The survey posed questions to car distributors, including Audi Ireland, BMW Group Ireland, Ford Ireland, Honda Hyundai. All distributors were asked ‘Is diesel dead?’ and none agreed that it was. While they acknowledged problems with diesel car sales, most believe their customers will continue to buy diesel vehicles.
Audi Ireland predicted that diesel would remain important throughout the decade, while BMW Group argued that some new diesel cars were less polluting than petrol. Fiat Chrysler Automobiles (FCA Group) acknowledged that they expected a significant fall in purchases of diesel vehicles but no-one was discounting diesel just yet.

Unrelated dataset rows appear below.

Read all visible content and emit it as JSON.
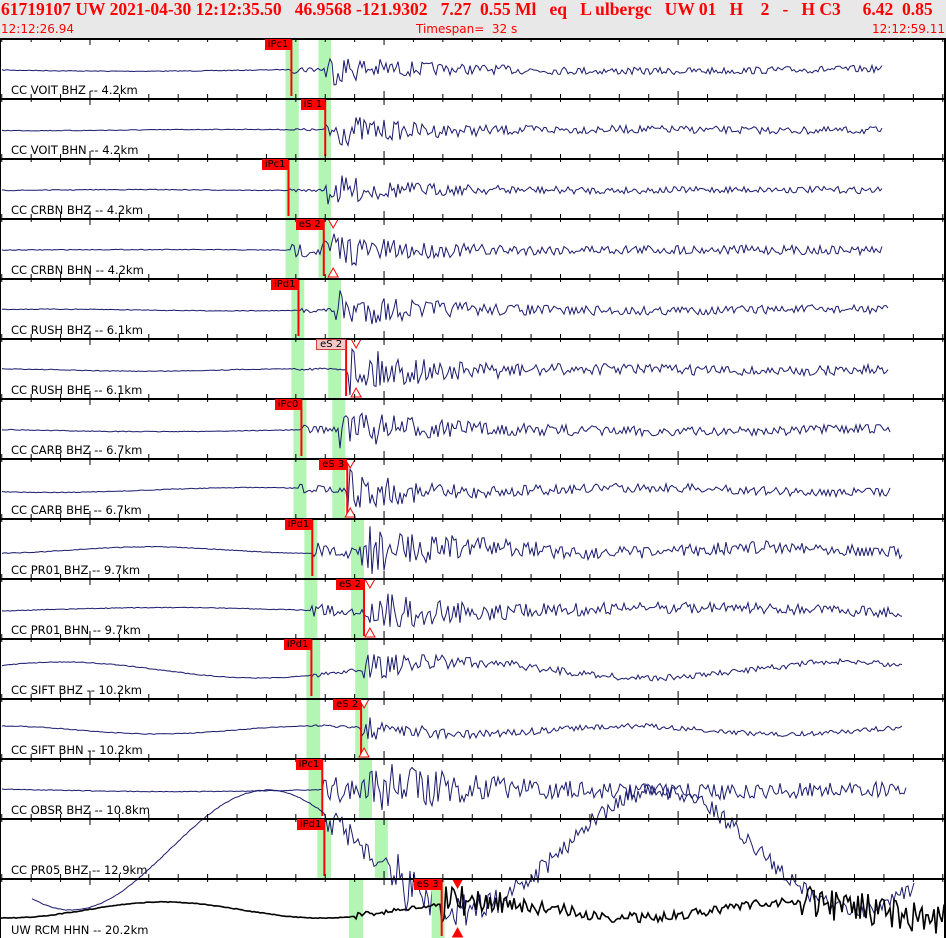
{
  "header": {
    "title": "61719107 UW 2021-04-30 12:12:35.50   46.9568 -121.9302   7.27  0.55 Ml   eq   L ulbergc   UW 01   H    2   -   H C3     6.42  0.85",
    "start_time": "12:12:26.94",
    "timespan": "Timespan=  32 s",
    "end_time": "12:12:59.11"
  },
  "colors": {
    "text": "#ff0000",
    "trace": "#1a1a6e",
    "trace_last": "#000000",
    "window": "#b3f5b3",
    "pick": "#ff0000",
    "header_bg": "#e8e8e8"
  },
  "time_axis": {
    "start_s": 26.94,
    "end_s": 59.11
  },
  "traces": [
    {
      "label": "CC VOIT BHZ -- 4.2km",
      "pick": "iPc1",
      "pick_s": 36.85,
      "win_p": [
        36.65,
        37.1
      ],
      "win_s": [
        37.77,
        38.2
      ]
    },
    {
      "label": "CC VOIT BHN -- 4.2km",
      "pick": "iS 1",
      "pick_s": 38.0,
      "win_p": [
        36.65,
        37.1
      ],
      "win_s": [
        37.77,
        38.2
      ]
    },
    {
      "label": "CC CRBN BHZ -- 4.2km",
      "pick": "iPc1",
      "pick_s": 36.75,
      "win_p": [
        36.65,
        37.1
      ],
      "win_s": [
        37.77,
        38.2
      ]
    },
    {
      "label": "CC CRBN BHN -- 4.2km",
      "pick": "eS 2",
      "pick_s": 37.95,
      "win_p": [
        36.65,
        37.1
      ],
      "win_s": [
        37.77,
        38.2
      ],
      "theo_s": 38.27
    },
    {
      "label": "CC RUSH BHZ -- 6.1km",
      "pick": "iPd1",
      "pick_s": 37.09,
      "win_p": [
        36.85,
        37.29
      ],
      "win_s": [
        38.1,
        38.54
      ]
    },
    {
      "label": "CC RUSH BHE -- 6.1km",
      "pick": "eS 2",
      "pick_s": 38.71,
      "win_p": [
        36.85,
        37.29
      ],
      "win_s": [
        38.1,
        38.54
      ],
      "theo_s": 39.05,
      "weak": true
    },
    {
      "label": "CC CARB BHZ -- 6.7km",
      "pick": "iPc0",
      "pick_s": 37.19,
      "win_p": [
        36.92,
        37.36
      ],
      "win_s": [
        38.24,
        38.68
      ]
    },
    {
      "label": "CC CARB BHE -- 6.7km",
      "pick": "eS 3",
      "pick_s": 38.75,
      "win_p": [
        36.92,
        37.36
      ],
      "win_s": [
        38.24,
        38.68
      ],
      "theo_s": 38.85
    },
    {
      "label": "CC PR01 BHZ -- 9.7km",
      "pick": "iPd1",
      "pick_s": 37.56,
      "win_p": [
        37.29,
        37.73
      ],
      "win_s": [
        38.88,
        39.32
      ]
    },
    {
      "label": "CC PR01 BHN -- 9.7km",
      "pick": "eS 2",
      "pick_s": 39.32,
      "win_p": [
        37.29,
        37.73
      ],
      "win_s": [
        38.88,
        39.32
      ],
      "theo_s": 39.52
    },
    {
      "label": "CC SIFT BHZ -- 10.2km",
      "pick": "iPd1",
      "pick_s": 37.53,
      "win_p": [
        37.36,
        37.83
      ],
      "win_s": [
        39.02,
        39.46
      ]
    },
    {
      "label": "CC SIFT BHN -- 10.2km",
      "pick": "eS 2",
      "pick_s": 39.22,
      "win_p": [
        37.36,
        37.83
      ],
      "win_s": [
        39.02,
        39.46
      ],
      "theo_s": 39.32
    },
    {
      "label": "CC OBSR BHZ -- 10.8km",
      "pick": "iPc1",
      "pick_s": 37.9,
      "win_p": [
        37.43,
        37.87
      ],
      "win_s": [
        39.15,
        39.59
      ]
    },
    {
      "label": "CC PR05 BHZ -- 12.9km",
      "pick": "iPd1",
      "pick_s": 37.97,
      "win_p": [
        37.73,
        38.2
      ],
      "win_s": [
        39.69,
        40.13
      ]
    },
    {
      "label": "UW RCM HHN -- 20.2km",
      "pick": "eS 3",
      "pick_s": 41.96,
      "win_p": [
        38.81,
        39.29
      ],
      "win_s": [
        41.62,
        42.06
      ],
      "theo_s": 42.5
    }
  ]
}
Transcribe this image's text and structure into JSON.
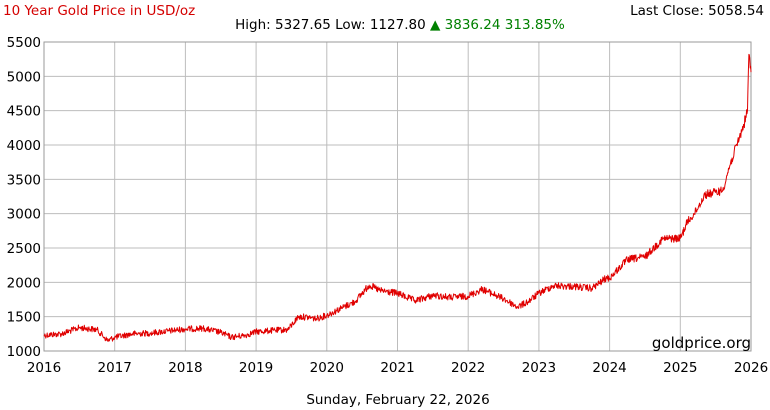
{
  "chart_data": {
    "type": "line",
    "title": "10 Year Gold Price in USD/oz",
    "stats": {
      "high_label": "High:",
      "high": "5327.65",
      "low_label": "Low:",
      "low": "1127.80",
      "change_arrow": "▲",
      "change": "3836.24",
      "change_pct": "313.85%"
    },
    "last_close_label": "Last Close:",
    "last_close": "5058.54",
    "watermark": "goldprice.org",
    "date_label": "Sunday, February 22, 2026",
    "xlim": [
      2016,
      2026
    ],
    "ylim": [
      1000,
      5500
    ],
    "x_ticks": [
      "2016",
      "2017",
      "2018",
      "2019",
      "2020",
      "2021",
      "2022",
      "2023",
      "2024",
      "2025",
      "2026"
    ],
    "y_ticks": [
      "1000",
      "1500",
      "2000",
      "2500",
      "3000",
      "3500",
      "4000",
      "4500",
      "5000",
      "5500"
    ],
    "grid": true,
    "series": [
      {
        "x": [
          2016.0,
          2016.25,
          2016.5,
          2016.75,
          2016.9,
          2017.0,
          2017.25,
          2017.5,
          2017.75,
          2018.0,
          2018.25,
          2018.5,
          2018.65,
          2018.85,
          2019.0,
          2019.25,
          2019.45,
          2019.6,
          2019.75,
          2019.85,
          2020.0,
          2020.2,
          2020.4,
          2020.6,
          2020.75,
          2021.0,
          2021.25,
          2021.5,
          2021.75,
          2022.0,
          2022.2,
          2022.5,
          2022.7,
          2022.85,
          2023.0,
          2023.2,
          2023.5,
          2023.75,
          2023.95,
          2024.0,
          2024.25,
          2024.5,
          2024.75,
          2024.85,
          2025.0,
          2025.1,
          2025.2,
          2025.35,
          2025.5,
          2025.6,
          2025.7,
          2025.8,
          2025.9,
          2025.95,
          2025.97,
          2026.0
        ],
        "values": [
          1230,
          1250,
          1340,
          1310,
          1150,
          1200,
          1250,
          1260,
          1290,
          1320,
          1330,
          1270,
          1200,
          1230,
          1280,
          1300,
          1310,
          1500,
          1490,
          1470,
          1520,
          1620,
          1720,
          1960,
          1880,
          1840,
          1730,
          1810,
          1780,
          1800,
          1900,
          1760,
          1640,
          1720,
          1840,
          1950,
          1940,
          1910,
          2060,
          2060,
          2330,
          2370,
          2630,
          2640,
          2640,
          2880,
          3000,
          3280,
          3310,
          3340,
          3700,
          4000,
          4300,
          4500,
          5320,
          5060
        ]
      }
    ]
  }
}
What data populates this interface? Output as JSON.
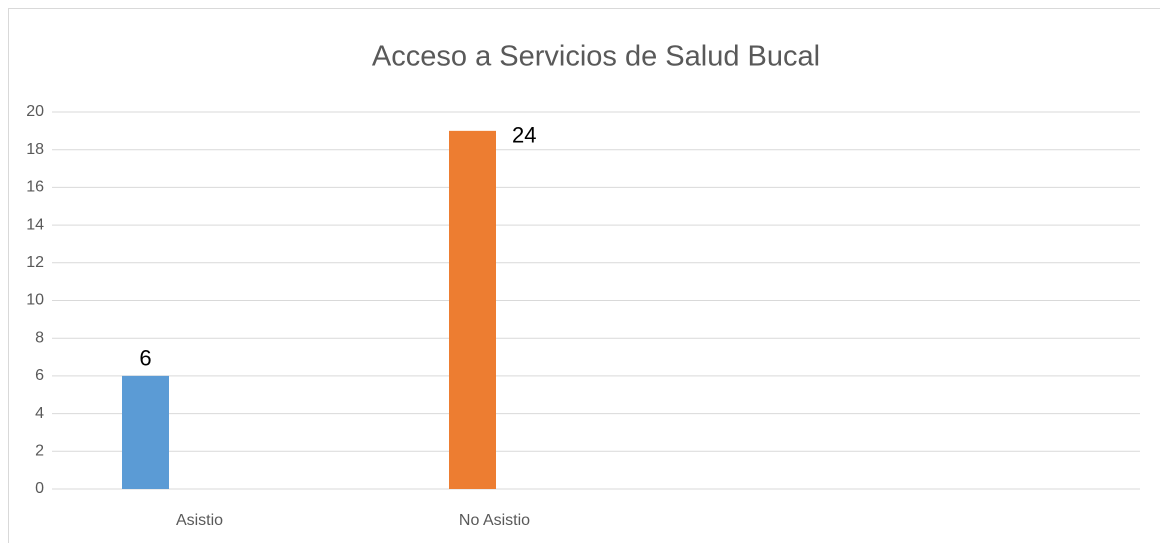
{
  "chart_data": {
    "type": "bar",
    "title": "Acceso a Servicios de Salud Bucal",
    "categories": [
      "Asistio",
      "No Asistio"
    ],
    "values": [
      6,
      19
    ],
    "colors": [
      "#5b9bd5",
      "#ed7d31"
    ],
    "annotations": [
      {
        "text": "24"
      }
    ],
    "ylim": [
      0,
      20
    ],
    "yticks": [
      0,
      2,
      4,
      6,
      8,
      10,
      12,
      14,
      16,
      18,
      20
    ],
    "grid": true
  }
}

The consensus among distributors appears to be that diesel remains a good choice for commercial vehicles and drivers of SUVs and other large vehicles. Diesel is also a better choice for long distance drivers.
The report comes as governments across the world are moving to ban diesel vehicles. Many European countries plan to phase out diesel engines and some new taxes have been introduced to discourage the purchase of diesel vehicles. France and the UK will ban diesel by 2040, while countries like the Netherlands and Norway are encouraging drivers to invest in hybrid and electric cars.
The Irish Independent survey had good news about hybrid and electric vehicles, with a notable increase in the numbers on Irish roads. Audi Ireland is predicting an increase in electric car sales over the next five years. Plug in cars are also expected to become more common.
However, distributors noted that the popularity of electric and hybrid cars will depend on whether the infrastructure for the vehicles is in place. The installation of new charging stations will be essential if motorists are to switch from diesel and petrol to electric and mixed fuel. Growth in non-traditional vehicles is expected to be slower than in other European markets and access to charging stations will be a key issue.
Imports are also expected to rise next year but there are dangers from the UK leaving the European Union. It is not yet known what impact Brexit will have on the Irish economy, but any negative effects will be felt by the motoring industry. Distributors believe imports may become less attractive in the fallout from Brexit.